I already drink a lot of water. It’s summer. I get thirsty and drink, but I don’t monitor it. Some days I need more, some days less. Plus, there is nothing magical about drinking a gallon of water/day. However, I put a gallon of water in the refrigerator and use that throughout the day for this challenge. My aim is to empty the container.
A bigger challenge for me is to eliminate diet soda. My consumption has gone up during the pandemic—a lot. I’ve wanted to cut back, but haven’t been able to do so. This challenge leads me to cut it out completely.
I don’t do traditional diets anymore because that ultimately leads to disordered eating for me. But I did want to make some changes to my eating habits. Clean things up a bit, if you will. First, I am cutting out noshing between meals. I found that I was mindlessly reaching for between-meal snacks every time I passed the pantry, typically out of boredom or frustration with my work. I’m eating for reasons other than hunger, and I’d like to curb that habit.
Secondly, I’m eliminating sugary or overly processed food for 75 days.

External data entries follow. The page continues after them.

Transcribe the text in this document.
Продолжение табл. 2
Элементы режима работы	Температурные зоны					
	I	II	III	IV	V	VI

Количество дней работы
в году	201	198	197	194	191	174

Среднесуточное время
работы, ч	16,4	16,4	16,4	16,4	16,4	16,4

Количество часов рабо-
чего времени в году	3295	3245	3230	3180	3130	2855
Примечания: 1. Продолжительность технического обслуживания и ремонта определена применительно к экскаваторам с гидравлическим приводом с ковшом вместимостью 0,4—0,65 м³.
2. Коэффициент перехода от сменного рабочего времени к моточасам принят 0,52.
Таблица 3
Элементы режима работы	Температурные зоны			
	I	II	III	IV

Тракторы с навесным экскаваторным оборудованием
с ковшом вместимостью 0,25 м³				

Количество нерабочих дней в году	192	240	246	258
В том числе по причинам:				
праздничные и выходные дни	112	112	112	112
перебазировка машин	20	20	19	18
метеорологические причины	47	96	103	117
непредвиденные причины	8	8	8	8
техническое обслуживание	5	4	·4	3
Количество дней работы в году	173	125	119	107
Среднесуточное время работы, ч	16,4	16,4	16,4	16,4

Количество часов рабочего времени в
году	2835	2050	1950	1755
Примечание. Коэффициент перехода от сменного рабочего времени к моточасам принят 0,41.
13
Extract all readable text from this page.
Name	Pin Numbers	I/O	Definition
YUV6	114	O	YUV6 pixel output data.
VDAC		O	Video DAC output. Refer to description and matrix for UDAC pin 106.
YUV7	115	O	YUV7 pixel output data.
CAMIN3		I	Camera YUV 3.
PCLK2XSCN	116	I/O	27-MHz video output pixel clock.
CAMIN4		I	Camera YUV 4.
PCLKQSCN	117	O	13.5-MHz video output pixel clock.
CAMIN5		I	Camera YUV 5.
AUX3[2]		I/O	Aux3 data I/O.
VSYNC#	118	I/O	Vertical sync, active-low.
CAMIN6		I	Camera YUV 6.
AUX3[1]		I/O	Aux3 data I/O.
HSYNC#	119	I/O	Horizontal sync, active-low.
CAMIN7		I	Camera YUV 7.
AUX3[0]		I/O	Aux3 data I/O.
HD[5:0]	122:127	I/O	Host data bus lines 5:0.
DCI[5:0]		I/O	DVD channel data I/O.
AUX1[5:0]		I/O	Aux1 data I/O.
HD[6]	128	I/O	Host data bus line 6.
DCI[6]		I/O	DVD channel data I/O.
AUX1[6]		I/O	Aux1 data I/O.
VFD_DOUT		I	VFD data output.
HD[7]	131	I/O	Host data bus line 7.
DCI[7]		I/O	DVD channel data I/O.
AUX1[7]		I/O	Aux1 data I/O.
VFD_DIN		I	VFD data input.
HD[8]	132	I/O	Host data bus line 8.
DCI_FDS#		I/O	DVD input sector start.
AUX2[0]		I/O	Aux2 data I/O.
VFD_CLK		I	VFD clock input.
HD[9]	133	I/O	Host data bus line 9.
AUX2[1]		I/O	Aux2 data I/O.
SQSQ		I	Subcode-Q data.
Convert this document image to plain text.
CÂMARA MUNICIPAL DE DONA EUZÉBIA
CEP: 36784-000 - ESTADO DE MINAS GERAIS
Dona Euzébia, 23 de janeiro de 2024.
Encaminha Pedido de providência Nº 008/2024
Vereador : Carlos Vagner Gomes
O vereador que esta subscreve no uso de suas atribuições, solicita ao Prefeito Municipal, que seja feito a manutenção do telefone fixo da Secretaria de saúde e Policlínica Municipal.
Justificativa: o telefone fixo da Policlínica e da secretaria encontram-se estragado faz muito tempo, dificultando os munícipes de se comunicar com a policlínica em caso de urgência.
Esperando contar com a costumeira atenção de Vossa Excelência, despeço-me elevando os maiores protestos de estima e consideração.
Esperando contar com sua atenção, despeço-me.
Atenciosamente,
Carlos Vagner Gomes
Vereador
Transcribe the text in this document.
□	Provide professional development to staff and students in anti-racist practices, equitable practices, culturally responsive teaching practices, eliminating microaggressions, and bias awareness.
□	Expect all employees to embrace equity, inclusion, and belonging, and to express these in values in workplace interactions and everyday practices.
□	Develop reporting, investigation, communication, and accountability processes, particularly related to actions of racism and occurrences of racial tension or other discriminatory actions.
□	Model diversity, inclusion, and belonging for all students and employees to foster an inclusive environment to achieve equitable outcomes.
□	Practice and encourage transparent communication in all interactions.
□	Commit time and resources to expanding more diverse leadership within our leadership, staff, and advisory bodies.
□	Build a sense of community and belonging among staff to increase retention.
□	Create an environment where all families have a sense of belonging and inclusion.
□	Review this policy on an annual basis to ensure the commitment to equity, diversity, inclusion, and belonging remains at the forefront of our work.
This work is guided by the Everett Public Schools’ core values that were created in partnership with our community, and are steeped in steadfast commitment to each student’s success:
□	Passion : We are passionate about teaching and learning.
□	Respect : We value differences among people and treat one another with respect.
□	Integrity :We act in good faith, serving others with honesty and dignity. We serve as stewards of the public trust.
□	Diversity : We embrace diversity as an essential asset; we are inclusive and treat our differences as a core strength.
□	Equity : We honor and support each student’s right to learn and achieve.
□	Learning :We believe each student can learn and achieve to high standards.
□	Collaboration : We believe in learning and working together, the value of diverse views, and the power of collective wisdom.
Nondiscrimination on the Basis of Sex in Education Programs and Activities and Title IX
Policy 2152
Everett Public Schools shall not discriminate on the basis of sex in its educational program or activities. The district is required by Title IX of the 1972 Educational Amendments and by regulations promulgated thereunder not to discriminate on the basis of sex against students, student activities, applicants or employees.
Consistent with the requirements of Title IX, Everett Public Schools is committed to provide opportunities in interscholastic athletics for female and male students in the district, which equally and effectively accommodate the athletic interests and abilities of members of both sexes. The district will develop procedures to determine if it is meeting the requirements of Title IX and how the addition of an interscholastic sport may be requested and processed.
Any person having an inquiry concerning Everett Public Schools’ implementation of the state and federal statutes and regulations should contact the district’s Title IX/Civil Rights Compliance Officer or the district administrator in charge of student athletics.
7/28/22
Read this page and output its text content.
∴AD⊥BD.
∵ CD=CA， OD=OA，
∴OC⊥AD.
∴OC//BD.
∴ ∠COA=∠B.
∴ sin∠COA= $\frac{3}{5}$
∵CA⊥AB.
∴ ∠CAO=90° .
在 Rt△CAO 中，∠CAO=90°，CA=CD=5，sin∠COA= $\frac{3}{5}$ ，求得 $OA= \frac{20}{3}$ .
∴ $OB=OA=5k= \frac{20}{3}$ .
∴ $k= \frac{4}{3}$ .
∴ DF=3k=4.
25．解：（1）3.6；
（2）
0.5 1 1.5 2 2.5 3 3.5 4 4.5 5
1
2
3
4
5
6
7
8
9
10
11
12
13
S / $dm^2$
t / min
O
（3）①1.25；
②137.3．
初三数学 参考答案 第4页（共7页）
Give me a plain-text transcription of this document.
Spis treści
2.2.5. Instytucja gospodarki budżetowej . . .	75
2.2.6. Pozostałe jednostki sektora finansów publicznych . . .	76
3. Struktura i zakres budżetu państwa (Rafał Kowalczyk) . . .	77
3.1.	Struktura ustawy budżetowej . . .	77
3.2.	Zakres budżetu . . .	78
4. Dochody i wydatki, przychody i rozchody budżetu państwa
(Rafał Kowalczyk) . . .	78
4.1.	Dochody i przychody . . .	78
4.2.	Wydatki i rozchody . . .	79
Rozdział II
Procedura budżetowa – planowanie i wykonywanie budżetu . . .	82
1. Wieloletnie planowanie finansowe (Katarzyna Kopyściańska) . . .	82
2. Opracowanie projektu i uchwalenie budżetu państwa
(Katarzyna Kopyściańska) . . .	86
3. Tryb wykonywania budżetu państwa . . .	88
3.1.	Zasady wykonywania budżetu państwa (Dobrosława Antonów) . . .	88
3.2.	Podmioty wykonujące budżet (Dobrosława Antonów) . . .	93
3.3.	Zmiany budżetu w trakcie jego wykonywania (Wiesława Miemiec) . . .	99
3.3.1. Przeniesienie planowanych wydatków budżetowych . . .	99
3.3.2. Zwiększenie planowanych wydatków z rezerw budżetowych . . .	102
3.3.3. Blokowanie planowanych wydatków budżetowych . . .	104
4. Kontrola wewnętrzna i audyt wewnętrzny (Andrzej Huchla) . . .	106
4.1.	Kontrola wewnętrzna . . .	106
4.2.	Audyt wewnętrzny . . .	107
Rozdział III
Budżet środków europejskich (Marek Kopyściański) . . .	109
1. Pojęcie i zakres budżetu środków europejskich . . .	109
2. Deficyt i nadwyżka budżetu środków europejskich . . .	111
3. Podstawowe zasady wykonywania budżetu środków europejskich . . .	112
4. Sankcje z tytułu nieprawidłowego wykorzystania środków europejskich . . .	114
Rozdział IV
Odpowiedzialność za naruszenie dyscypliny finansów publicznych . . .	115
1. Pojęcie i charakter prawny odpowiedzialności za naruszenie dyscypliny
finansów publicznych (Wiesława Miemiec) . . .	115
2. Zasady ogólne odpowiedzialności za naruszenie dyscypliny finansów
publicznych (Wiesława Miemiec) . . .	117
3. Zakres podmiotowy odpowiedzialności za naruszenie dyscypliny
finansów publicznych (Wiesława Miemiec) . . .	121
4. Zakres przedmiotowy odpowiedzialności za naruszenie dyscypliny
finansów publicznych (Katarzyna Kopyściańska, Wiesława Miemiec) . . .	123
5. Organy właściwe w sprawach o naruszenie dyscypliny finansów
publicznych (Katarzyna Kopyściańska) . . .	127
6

My spouse is on a Hostess cupcake kick — mainly because he’s running 6-10 miles a day. I really shouldn’t be joining him on this kick. I’m hoping that between this and cutting out noshing, I will develop some better, sustainable habits, long term.
I already don’t drink alcohol very often. So check that one off the list.
My modification is to work out once daily for 75 days without a day off. This is where I depart from the original challenge most significantly. I simply cannot work out twice daily every day. My main exercises during this pandemic are cycling and swimming. Cycling takes at least 2 hours for me to prep and ride — and that’s a light ride. Tack on even more time if I have to drive someplace. Swimming takes nearly as long since I have to drive to and from the pool and shower afterward. I get the lane for an hour under the current COVID restrictions, and I have to maximize that time. Adding another 45-minute workout on top of either of those and I’m looking at a bare minimum of 3 hours between all of the logistics. So, doing this twice a day? I’d be setting myself up for failure from the start. Also, I’m older and (active) recovery days are critical to helping prevent injury. The dogs won’t mind an extra walk on those days.
Reading 10 pages of non-fiction
I already read primarily non-fiction material, but I skip around between books. So I will only read 1 book at a time to improve my focus and retention.
Picture — one photo daily
This one is harder than it sounds. I never get in pictures. Fat people rarely do. While you really can’t see progress daily, this part of the challenge might make me less sensitive to seeing myself in pictures. It’s forcing me to look at myself every day and learn to appreciate what I have.
My plan is to report back periodically and describe any significant observations. I’m thinking of posting pictures at the halfway point in early September.
I see this challenge as a kind of a game that may help me undo habits that have emerged recently (noshing on sweets, drinking diet soda, skipping workouts). These are unhealthy crutches I’ve used, mainly to deal with working at home during the pandemic. But they slow my fitness progress and keep me stuck in place. While the challenge may be hard, it really is a way for me to re-focus my efforts to get fitter and develop a better mindset. In more a typical year, I’d be training for specific events. This year, I’m training for life.
So no, it’s not 75 hard in the “pure” form, but rather it’s a meaningful challenge that won’t overly stress me. There’s enough to deal with at this point, and I can’t afford to fall back into dysfunctional behaviors.